Author: Matthew Dickman

Publisher: W. W. Norton & Company

Published: 2022-06-07

Total Pages: 153

ISBN-13: 132402139X

DOWNLOAD EBOOK

“By turns tender, heartbroken, enraptured, delighted, angry, melancholy—all the turns of human family life.”—Jesse Nathan, McSweeney’s An intimate, moving volume of poems on the anxieties and love of single fatherhood and domestic life. Guided by acclaimed poet Matthew Dickman’s signature “clarity and ability to engage” (David Kirby, New York Times), Husbandry is a love song from a father to his children. Written after a separation and during overwhelming single-fatherhood in the early days of COVID-19 lockdowns, Husbandry refuses romantic notions of parenting and embraces all its mess, anguish, humor, fear, boredom, and warmth.
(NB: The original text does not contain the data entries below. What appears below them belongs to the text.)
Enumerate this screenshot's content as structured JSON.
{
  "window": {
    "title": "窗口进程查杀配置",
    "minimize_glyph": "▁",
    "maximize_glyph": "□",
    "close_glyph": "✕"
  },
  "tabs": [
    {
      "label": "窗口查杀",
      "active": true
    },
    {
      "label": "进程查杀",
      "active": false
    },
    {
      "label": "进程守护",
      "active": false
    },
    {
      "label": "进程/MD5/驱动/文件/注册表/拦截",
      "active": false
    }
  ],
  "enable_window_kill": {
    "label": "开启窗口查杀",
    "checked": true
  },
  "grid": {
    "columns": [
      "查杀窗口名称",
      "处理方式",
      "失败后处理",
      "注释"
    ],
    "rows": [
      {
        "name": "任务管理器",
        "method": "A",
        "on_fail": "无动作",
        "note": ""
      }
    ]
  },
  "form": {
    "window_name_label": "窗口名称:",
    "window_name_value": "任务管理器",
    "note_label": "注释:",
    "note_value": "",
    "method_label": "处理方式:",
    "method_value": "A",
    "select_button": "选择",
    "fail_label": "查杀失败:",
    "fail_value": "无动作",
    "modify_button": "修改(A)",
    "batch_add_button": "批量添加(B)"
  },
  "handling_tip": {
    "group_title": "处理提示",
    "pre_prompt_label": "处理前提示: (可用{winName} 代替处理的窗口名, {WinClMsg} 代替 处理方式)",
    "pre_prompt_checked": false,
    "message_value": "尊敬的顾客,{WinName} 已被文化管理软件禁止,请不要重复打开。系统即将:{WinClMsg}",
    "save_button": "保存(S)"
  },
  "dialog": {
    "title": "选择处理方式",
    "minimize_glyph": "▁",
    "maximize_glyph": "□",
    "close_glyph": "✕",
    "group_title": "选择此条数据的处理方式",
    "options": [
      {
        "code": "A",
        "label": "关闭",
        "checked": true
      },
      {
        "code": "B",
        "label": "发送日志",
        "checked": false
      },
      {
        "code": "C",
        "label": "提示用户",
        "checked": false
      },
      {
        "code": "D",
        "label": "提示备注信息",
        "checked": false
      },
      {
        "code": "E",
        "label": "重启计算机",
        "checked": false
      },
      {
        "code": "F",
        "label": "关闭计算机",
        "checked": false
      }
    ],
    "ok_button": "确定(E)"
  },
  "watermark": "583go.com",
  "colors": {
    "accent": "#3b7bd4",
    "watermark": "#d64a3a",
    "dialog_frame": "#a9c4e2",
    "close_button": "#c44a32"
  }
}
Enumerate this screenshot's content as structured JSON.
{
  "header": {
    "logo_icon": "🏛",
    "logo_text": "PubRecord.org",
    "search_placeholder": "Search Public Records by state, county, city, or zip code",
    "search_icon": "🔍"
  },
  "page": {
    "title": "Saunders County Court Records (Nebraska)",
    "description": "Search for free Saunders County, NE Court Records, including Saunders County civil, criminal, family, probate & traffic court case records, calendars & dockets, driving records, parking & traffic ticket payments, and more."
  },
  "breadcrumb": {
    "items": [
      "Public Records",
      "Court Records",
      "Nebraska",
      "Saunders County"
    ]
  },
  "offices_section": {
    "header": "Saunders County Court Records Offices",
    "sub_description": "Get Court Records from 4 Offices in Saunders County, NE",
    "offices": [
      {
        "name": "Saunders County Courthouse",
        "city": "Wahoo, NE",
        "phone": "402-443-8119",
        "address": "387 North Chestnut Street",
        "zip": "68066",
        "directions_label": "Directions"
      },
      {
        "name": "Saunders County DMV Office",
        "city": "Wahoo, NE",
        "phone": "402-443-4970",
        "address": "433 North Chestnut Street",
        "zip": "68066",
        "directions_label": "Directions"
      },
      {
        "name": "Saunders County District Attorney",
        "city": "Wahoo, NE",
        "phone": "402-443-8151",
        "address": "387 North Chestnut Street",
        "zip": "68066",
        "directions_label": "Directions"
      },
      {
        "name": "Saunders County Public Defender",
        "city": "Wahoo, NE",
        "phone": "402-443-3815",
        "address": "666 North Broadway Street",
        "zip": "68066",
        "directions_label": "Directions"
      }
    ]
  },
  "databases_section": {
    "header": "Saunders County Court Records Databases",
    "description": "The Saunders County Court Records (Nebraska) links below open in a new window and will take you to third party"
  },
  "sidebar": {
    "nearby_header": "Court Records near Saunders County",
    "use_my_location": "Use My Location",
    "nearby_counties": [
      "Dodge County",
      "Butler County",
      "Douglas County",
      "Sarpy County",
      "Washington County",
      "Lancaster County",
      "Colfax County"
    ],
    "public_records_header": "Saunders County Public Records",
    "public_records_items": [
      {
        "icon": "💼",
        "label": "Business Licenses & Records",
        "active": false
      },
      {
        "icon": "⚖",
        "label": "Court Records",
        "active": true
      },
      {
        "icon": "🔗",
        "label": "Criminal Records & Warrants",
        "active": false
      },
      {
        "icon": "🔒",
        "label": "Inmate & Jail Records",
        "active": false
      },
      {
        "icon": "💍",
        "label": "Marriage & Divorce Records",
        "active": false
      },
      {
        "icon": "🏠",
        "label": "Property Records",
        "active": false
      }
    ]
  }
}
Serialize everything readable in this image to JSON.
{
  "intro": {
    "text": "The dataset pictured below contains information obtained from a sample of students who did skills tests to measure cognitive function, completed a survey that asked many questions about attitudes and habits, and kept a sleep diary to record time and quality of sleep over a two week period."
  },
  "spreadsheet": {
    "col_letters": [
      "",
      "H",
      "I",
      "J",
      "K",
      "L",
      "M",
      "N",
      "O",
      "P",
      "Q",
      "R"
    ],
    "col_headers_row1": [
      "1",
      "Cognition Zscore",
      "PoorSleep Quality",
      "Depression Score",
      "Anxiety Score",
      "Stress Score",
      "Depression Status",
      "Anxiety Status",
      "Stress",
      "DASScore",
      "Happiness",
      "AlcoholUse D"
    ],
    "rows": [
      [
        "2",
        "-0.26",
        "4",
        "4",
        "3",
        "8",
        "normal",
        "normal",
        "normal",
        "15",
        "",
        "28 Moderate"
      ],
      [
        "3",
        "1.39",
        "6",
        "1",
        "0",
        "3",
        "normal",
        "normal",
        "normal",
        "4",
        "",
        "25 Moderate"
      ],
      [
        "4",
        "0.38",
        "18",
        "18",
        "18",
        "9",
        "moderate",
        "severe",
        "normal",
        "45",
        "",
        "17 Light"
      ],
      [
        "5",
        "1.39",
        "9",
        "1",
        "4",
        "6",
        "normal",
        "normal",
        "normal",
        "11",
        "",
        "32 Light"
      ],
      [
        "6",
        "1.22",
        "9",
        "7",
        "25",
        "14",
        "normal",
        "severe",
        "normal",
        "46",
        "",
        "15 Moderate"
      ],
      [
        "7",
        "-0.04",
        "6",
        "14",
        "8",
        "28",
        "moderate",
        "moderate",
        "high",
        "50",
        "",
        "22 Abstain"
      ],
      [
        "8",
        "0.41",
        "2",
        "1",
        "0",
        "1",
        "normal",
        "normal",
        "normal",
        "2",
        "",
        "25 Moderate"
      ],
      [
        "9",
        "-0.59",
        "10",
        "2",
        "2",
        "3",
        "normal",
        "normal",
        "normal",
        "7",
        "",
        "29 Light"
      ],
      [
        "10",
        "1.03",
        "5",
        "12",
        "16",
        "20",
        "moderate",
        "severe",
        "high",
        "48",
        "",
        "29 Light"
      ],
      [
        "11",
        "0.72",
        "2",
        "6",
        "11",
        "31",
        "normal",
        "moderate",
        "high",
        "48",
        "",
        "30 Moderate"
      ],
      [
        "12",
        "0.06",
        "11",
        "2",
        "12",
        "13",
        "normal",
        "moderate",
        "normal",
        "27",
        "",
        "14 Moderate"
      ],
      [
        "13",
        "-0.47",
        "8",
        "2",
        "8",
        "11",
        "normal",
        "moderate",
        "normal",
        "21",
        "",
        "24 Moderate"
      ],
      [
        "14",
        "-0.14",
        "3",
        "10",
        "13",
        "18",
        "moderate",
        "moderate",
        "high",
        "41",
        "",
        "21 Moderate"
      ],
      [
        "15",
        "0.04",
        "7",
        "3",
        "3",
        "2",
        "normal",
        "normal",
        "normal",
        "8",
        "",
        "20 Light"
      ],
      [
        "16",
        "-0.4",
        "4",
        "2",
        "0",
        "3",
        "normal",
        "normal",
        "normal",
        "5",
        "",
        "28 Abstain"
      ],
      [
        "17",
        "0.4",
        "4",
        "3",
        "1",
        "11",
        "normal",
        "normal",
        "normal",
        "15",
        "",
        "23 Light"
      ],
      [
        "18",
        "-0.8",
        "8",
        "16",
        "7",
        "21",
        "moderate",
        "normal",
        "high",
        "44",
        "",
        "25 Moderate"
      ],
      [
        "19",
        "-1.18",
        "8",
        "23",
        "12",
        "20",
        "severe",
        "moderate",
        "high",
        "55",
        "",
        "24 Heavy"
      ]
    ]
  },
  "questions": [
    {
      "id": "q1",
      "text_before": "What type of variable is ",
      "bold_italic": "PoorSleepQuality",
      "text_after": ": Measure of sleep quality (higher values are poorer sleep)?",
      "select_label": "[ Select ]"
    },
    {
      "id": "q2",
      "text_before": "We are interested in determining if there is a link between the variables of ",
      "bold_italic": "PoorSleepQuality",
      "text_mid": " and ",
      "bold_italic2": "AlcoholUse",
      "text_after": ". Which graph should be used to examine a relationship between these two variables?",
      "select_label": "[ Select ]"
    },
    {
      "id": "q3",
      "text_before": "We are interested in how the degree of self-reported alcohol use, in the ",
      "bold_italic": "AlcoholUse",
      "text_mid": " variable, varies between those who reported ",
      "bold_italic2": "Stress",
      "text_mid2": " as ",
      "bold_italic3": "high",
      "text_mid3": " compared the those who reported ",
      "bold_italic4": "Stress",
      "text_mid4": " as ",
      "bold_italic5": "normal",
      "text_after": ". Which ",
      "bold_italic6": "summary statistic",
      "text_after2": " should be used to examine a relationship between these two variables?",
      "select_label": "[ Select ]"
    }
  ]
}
Dickman composes these poems entirely in vivid couplets that animate the various domestic pairs of broken-up parents, two sons, love and grief. He explores the terrain of his children’s dreams and nightmares, the almost primal fears that spill into his own, and the residual impacts of his parents’ failures. Threading his anxieties with bright moments of beauty and gratitude, the volume delights in seeing the world through the clear eyes of childhood and finds meaning in the domestic work—repetitive, exhausting, and sublime—of sustaining three lives. With tender, aching precision, Husbandry reveals the poet’s hunger to be a husband without ever being one, and his search for a father that ends with becoming one himself.


Politics and the Muse

Politics and the Muse

Author: Adam J. Sorkin

Publisher: Popular Press

Published: 1989

Total Pages: 252

ISBN-13: 9780879724481

DOWNLOAD EBOOK

These fourteen original essays on the politics of literature investigate aspects of our understanding of the political muse, with a focus on American writing since World War II. Essays include: "American Literature, Politics, and the Last Good War," "The Literary Art of the Hollywood Ten," "The Plight of the Left-Wing Screenwriter," and "Amiri Baraka and the Politics of Popular Culture."